Correcting those distorted incentives is the central aim of the new policy. At its simplest, it seeks to do so by reshaping the obligation on retailers, requiring them to enter into contracts with generators that meet two criteria: that each retailer’s portfolio of contracts balances dispatchable and intermittent sources of power, thus helping ensure the system is secure and reliable; and that the portfolio also meets an emissions target.
In that sense, the new policy could be viewed as combining a RET-like approach to emissions with a RET-like approach to reliability, with both goals being pursued through mandates on electricity retailers. It is, however, much less prescriptive than the RET in how each target is to be met, encouraging retailers to find cost-effective ways of satisfying the criteria.
That is an improvement. And it is made even better by the fact the reliability criteria will be defined on a state-by-state basis. States that pursue absurd renewables targets will therefore bear the cost, as retailers serving those states will be required to buy the dispatchable capacity needed to offset the resulting system instability.
But it is important to also note the policy’s very real limits. Even if it works as intended, the new approach will neither eliminate the cost pressures inherent in the pursuit of ever lower carbon intensity nor return our electricity prices to internationally competitive levels. Rather, with the RET still in place, the continued ramp-up in renewables will worsen the problems experienced to date.
Nor is that on a trivial scale. According to the most recent data from the Australian Energy Market Operator, the connection requests now in train in the National Electricity Market would increase large-scale wind and solar capacity by a factor of five.
Even if not all of those projects proceed, network costs will soar as new transmission lines are built to connect those that do. And to those costs must be added the costs of securing the dispatchable capacity required to preserve network stability and reliability once that mass of renewables comes on stream.

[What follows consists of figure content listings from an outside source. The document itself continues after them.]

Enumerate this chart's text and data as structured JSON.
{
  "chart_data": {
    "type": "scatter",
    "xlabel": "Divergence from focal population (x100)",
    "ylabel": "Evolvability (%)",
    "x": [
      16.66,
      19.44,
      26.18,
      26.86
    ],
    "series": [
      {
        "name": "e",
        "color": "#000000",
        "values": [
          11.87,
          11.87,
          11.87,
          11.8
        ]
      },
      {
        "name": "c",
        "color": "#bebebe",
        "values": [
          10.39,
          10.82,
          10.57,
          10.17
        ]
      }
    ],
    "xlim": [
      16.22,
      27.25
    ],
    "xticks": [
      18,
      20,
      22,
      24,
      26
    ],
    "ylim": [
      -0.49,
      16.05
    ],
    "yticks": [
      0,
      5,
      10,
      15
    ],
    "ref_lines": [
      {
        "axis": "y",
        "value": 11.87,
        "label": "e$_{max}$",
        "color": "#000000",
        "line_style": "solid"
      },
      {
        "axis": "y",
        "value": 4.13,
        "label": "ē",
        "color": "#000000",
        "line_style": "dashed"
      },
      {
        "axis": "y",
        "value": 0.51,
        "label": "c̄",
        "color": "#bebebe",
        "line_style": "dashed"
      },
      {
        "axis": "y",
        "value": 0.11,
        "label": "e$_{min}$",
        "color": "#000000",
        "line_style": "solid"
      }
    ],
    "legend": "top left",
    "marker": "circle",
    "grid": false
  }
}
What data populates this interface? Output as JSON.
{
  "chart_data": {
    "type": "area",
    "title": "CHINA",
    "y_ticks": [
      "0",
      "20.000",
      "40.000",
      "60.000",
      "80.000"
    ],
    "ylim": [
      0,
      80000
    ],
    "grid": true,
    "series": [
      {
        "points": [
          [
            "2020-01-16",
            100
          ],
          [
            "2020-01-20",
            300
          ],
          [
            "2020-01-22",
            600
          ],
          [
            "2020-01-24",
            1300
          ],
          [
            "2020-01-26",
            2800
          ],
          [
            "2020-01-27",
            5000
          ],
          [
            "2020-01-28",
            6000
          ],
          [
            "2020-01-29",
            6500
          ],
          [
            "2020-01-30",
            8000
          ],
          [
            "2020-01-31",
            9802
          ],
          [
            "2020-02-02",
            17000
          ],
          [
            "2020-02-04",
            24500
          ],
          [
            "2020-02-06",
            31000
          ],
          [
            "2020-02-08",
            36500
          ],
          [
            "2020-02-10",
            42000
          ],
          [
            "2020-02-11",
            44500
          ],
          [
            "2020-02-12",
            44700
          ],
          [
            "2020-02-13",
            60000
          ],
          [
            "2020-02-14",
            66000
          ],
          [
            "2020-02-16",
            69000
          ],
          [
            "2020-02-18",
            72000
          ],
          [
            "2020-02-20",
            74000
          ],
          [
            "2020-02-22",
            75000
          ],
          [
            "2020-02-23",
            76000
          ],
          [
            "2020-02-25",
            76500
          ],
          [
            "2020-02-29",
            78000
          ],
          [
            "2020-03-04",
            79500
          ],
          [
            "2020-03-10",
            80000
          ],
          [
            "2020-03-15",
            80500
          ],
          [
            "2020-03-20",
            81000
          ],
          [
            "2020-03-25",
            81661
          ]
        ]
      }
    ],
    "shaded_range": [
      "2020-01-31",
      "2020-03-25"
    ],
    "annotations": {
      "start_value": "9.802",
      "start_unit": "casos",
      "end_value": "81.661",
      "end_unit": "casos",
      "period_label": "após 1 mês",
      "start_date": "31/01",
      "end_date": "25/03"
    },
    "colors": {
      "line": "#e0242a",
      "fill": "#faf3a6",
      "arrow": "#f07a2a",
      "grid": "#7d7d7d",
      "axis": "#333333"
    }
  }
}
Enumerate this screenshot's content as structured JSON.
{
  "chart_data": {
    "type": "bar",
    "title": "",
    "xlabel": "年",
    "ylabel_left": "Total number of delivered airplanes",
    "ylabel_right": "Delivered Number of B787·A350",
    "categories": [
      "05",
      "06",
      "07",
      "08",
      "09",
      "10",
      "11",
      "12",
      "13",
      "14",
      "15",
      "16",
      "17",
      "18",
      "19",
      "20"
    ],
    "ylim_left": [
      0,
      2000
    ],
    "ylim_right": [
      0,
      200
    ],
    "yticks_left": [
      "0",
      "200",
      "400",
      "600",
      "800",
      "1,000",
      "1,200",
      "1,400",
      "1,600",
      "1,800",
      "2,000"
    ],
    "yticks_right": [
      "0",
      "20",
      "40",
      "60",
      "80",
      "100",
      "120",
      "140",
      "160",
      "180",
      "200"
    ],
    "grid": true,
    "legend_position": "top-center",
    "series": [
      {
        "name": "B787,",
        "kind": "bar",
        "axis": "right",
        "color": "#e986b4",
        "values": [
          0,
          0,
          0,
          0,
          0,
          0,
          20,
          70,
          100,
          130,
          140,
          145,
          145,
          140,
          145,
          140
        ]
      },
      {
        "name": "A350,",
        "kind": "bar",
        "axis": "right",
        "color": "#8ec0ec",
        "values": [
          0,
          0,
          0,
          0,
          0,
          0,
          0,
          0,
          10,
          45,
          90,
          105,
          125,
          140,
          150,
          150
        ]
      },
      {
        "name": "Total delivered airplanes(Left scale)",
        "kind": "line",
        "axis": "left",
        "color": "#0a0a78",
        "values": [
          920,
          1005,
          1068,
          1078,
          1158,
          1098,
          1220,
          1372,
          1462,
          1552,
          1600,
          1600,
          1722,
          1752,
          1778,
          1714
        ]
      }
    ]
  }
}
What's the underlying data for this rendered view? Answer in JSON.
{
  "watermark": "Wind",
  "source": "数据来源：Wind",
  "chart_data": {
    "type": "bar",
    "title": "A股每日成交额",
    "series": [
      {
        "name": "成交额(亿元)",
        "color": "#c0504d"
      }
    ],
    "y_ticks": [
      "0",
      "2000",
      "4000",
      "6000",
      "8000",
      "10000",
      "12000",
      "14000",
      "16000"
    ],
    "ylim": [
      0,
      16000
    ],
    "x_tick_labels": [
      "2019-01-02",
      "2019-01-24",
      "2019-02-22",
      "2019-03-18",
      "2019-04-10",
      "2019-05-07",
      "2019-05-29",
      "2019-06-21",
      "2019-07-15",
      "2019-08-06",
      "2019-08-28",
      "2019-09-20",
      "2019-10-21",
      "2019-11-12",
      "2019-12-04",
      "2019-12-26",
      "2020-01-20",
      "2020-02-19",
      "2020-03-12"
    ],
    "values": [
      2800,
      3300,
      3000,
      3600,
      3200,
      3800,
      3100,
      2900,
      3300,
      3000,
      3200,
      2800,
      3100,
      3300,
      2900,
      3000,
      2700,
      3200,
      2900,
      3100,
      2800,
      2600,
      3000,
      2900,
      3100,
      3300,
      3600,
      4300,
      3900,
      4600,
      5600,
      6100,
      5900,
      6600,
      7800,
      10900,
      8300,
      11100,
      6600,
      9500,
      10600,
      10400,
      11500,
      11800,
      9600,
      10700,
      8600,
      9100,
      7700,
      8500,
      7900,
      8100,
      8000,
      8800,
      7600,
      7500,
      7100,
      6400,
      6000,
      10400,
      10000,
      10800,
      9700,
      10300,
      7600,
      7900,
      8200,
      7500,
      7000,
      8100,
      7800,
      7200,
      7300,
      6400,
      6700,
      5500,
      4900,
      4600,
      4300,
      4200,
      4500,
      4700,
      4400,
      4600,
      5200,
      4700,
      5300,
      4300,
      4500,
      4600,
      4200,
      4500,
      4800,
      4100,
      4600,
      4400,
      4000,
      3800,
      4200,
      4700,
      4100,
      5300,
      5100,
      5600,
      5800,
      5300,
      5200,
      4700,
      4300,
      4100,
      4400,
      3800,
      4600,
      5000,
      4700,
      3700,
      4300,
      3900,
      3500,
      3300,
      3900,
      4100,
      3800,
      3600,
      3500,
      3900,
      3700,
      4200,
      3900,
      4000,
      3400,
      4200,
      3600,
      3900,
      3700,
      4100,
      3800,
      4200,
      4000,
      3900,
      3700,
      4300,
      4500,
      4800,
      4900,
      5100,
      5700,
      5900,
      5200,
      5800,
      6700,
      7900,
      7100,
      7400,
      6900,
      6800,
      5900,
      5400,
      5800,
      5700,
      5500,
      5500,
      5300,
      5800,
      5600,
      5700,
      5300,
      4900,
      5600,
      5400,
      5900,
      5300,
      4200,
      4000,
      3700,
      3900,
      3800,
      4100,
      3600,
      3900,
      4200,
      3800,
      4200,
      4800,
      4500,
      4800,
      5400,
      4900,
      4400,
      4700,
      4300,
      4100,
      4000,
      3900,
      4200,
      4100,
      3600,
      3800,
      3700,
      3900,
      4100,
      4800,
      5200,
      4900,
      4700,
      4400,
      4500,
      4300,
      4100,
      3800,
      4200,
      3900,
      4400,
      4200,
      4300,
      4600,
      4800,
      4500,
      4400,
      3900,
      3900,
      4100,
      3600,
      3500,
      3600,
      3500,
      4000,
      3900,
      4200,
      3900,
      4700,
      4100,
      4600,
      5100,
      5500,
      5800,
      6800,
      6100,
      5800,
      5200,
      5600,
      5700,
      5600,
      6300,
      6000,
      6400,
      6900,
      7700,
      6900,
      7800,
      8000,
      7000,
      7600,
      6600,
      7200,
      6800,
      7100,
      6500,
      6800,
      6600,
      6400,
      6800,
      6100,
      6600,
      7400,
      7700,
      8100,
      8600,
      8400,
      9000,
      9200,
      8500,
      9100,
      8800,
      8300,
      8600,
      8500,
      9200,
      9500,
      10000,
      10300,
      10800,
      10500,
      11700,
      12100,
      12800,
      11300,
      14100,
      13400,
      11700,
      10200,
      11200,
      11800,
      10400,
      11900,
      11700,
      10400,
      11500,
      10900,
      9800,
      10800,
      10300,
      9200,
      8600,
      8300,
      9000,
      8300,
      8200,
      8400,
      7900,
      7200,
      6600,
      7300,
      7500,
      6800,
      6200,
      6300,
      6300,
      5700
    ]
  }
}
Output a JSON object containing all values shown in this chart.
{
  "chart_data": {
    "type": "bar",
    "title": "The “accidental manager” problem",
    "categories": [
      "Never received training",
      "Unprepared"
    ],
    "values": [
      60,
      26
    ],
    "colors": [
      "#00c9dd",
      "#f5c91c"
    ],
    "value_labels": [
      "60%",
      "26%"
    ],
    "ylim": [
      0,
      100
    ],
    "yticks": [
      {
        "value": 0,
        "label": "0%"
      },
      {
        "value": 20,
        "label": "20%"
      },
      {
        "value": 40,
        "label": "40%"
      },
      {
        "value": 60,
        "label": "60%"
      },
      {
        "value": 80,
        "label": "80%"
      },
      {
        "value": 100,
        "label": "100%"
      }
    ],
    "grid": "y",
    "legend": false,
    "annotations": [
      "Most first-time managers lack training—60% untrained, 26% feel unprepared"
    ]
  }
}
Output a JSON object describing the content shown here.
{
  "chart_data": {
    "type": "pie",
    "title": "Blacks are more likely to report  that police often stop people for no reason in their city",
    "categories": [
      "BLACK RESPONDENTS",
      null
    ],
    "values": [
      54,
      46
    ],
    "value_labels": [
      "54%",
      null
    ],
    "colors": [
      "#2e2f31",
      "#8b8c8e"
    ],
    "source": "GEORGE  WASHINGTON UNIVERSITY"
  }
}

The new policy will not eliminate those costs; at best, it may help ensure they are minimised.
Unfortunately, whether it even does that is still highly uncertain. After all, almost nothing is known about precisely how it will operate. What is clear, however, is that the introduction of contracts for reliability involves a very substantial change in the way retailers contract with generators. But there is not the barest sketch available of the nature of those new contracts or of how they relate to the financial contracts retailers and generators use to manage risk. As for the interaction between the new contracts and the RET, that too remains undefined.
All that makes it difficult to understand how the policy’s effects could have been modelled and so casts doubt on any estimate of the savings to consumers. The lack of transparency in the process leading up to the announcement only compounds the concerns.
But we beggars can hardly be choosers. So far, the main feature of our energy policy has been that every apparent nadir proved merely a step towards an even deeper form of madness. This, for once, looks like a move in the right direction — and for once, it faces up to the seriousness of the crisis. For that, hallelujah.
The Australian
Yaaayy! No more wind farms for South Australia. Excellent that the NEG is on a state by state basis.
If a retailer buys all their power from the grid, at spot prices using hedging instruments to manage short-term price variability, how is the government to determine whether they are taking the requisite balance of spasmodic and baseload power?
AEMO doesn’t sell power on that basis.
Can we expect to see Turnbull and Frydenberg nominated for a future Nobel prize in physics for their breakthrough in tracking individual electrons from source to destination through a commercial scale grid.